Caring for women with Type 1 and Type 2 diabetes in pregnancy on the Coast- a model of care. (#75)

Leah Snape 1 , Margaret Layton 2 , Tripti Joshi 2 , Lili Yuen 2 , Sarah Chalak 2 , Alexander Kim 2
  1. Diabetes Education Centre, Central Coast Local Health District, Gosford, NSW, Australia
  2. Endocrinology Department, Central Coast Local Health District, Gosford, NSW, Australia

Background Women with Type 1 Diabetes (T1DW) and Type 2 Diabetes (T2DW) carry risk of poor maternal and neonatal outcomes. Women are encouraged to report their BGLs weekly and attend antenatal clinic (ANC)

Methods: Retrospective analysis of T1DW and T2DW who delivered at Gosford hospital from May 2014 to March 2019.

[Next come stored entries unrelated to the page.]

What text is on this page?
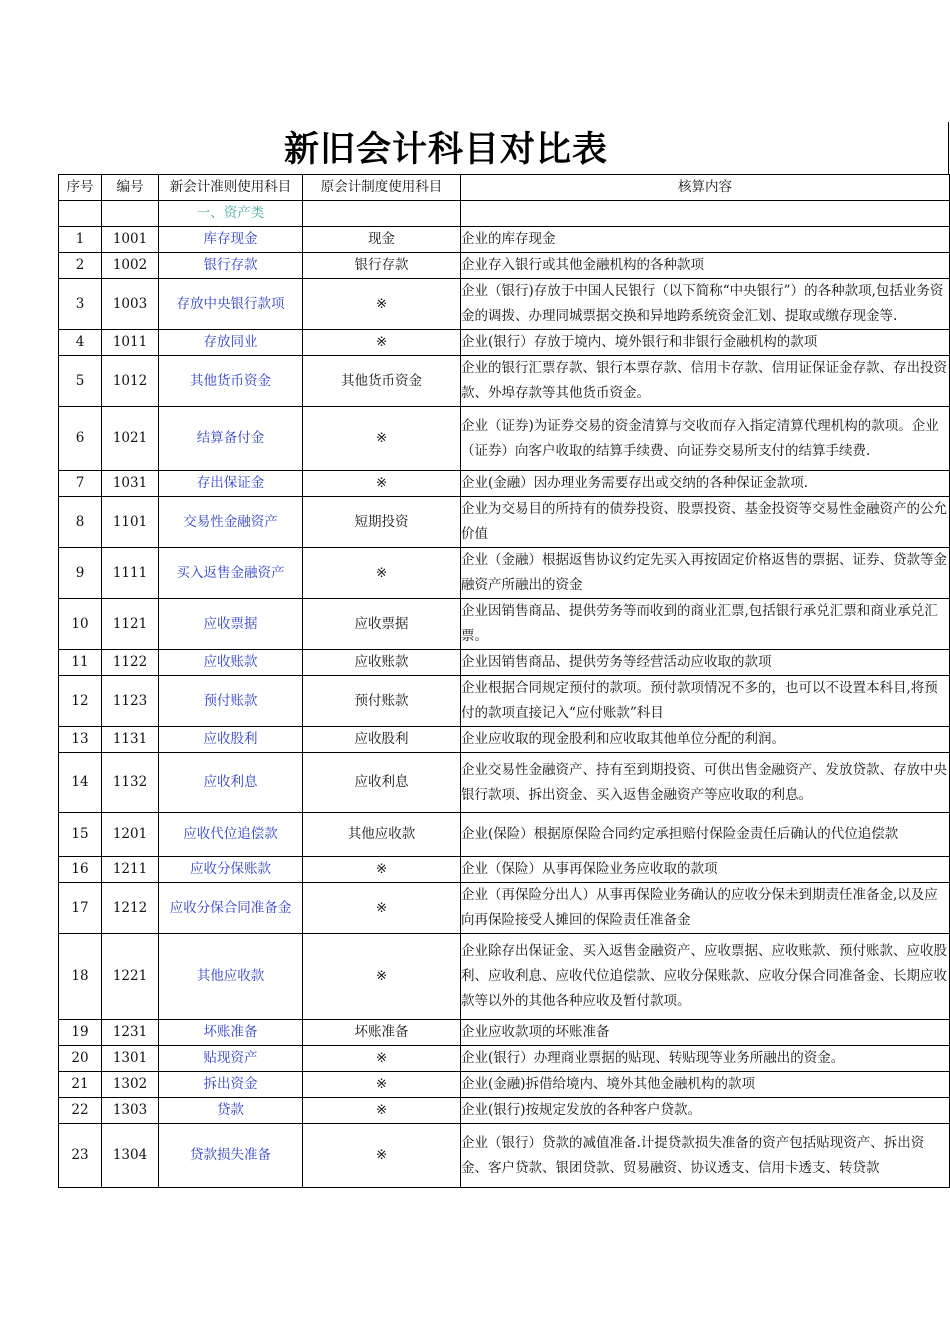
新旧会计科目对比表
序号	编号	新会计准则使用科目	原会计制度使用科目	核算内容
		一、资产类		
1	1001	库存现金	现金	企业的库存现金
2	1002	银行存款	银行存款	企业存入银行或其他金融机构的各种款项
3	1003	存放中央银行款项	※	企业（银行)存放于中国人民银行（以下简称“中央银行”）的各种款项,包括业务资金的调拨、办理同城票据交换和异地跨系统资金汇划、提取或缴存现金等.
4	1011	存放同业	※	企业(银行）存放于境内、境外银行和非银行金融机构的款项
5	1012	其他货币资金	其他货币资金	企业的银行汇票存款、银行本票存款、信用卡存款、信用证保证金存款、存出投资款、外埠存款等其他货币资金。
6	1021	结算备付金	※	企业（证券)为证券交易的资金清算与交收而存入指定清算代理机构的款项。企业（证券）向客户收取的结算手续费、向证券交易所支付的结算手续费.
7	1031	存出保证金	※	企业(金融）因办理业务需要存出或交纳的各种保证金款项.
8	1101	交易性金融资产	短期投资	企业为交易目的所持有的债券投资、股票投资、基金投资等交易性金融资产的公允价值
9	1111	买入返售金融资产	※	企业（金融）根据返售协议约定先买入再按固定价格返售的票据、证券、贷款等金融资产所融出的资金
10	1121	应收票据	应收票据	企业因销售商品、提供劳务等而收到的商业汇票,包括银行承兑汇票和商业承兑汇票。
11	1122	应收账款	应收账款	企业因销售商品、提供劳务等经营活动应收取的款项
12	1123	预付账款	预付账款	企业根据合同规定预付的款项。预付款项情况不多的，也可以不设置本科目,将预付的款项直接记入“应付账款”科目
13	1131	应收股利	应收股利	企业应收取的现金股利和应收取其他单位分配的利润。
14	1132	应收利息	应收利息	企业交易性金融资产、持有至到期投资、可供出售金融资产、发放贷款、存放中央银行款项、拆出资金、买入返售金融资产等应收取的利息。
15	1201	应收代位追偿款	其他应收款	企业(保险）根据原保险合同约定承担赔付保险金责任后确认的代位追偿款
16	1211	应收分保账款	※	企业（保险）从事再保险业务应收取的款项
17	1212	应收分保合同准备金	※	企业（再保险分出人）从事再保险业务确认的应收分保未到期责任准备金,以及应向再保险接受人摊回的保险责任准备金
18	1221	其他应收款	※	企业除存出保证金、买入返售金融资产、应收票据、应收账款、预付账款、应收股利、应收利息、应收代位追偿款、应收分保账款、应收分保合同准备金、长期应收款等以外的其他各种应收及暂付款项。
19	1231	坏账准备	坏账准备	企业应收款项的坏账准备
20	1301	贴现资产	※	企业(银行）办理商业票据的贴现、转贴现等业务所融出的资金。
21	1302	拆出资金	※	企业(金融)拆借给境内、境外其他金融机构的款项
22	1303	贷款	※	企业(银行)按规定发放的各种客户贷款。
23	1304	贷款损失准备	※	企业（银行）贷款的减值准备.计提贷款损失准备的资产包括贴现资产、拆出资金、客户贷款、银团贷款、贸易融资、协议透支、信用卡透支、转贷款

Results: There were 43 T1DW with 41 babies and 45 T2DW with 40 babies.

The mean gestation of first contact was 12.2 ± 6.9 weeks in T1DW vs. 13.8 ± 9.1 for T2DW.

7 (16.2%) T1DW used insulin pump therapy with Continuous Glucose Monitoring and 28 (62%) T2DW required insulin at some stage during pregnancy.  All T2DW engaged with the program whereas 2(4.6%) T1DW had zero contact with the program and were solely reviewed in the ANC.

All women came for clinic review averaging 8 visits for T1DW and 7 visits for T2DW.   18.6% T1DW vs. 31% T2DW consulted a dietitian.

Mean reduction in HbA1c was 1.4% in T1DW vs. 1.9% in T2DW. Average third trimester HbA1c was 6.7% ±0.97 vs. 5.7% ± 0.96 in T1DW vs. T2DW. 

In T1DW v T2DW there was no neonatal hypoglycaemia (NH) in 7 (17%) v 22 (17.5%); 3 (7.3%) v 10 (25%) had moderate NH; 27 (65%) vs. 9 (22.5%) had severe NH.

In T1DW with severe NH, 19.5% had 100% contact vs. 12.2% had 50-100% contact vs. 36.4% had less than 50% contact.  In T2D 12.5% had 100% contact, 5% had 50-100% contact, and 5% had less than 50% contact.

Rates of macrosomia for T1DW vs T2DW with 100% contact was 1/41 vs. 4/40; with >50% was 3/41 vs. 2/40; with <50% was 2/41 vs. 2/40.  2/41 vs. 1/40 in T1DW vs. T2DW had shoulder dystocia. All three women had <50% contact with the service.

Conclusion: Women who had greater contact with service had less rates of NH in both T1D and T2D. Further emphasis on techniques of engagement is needed.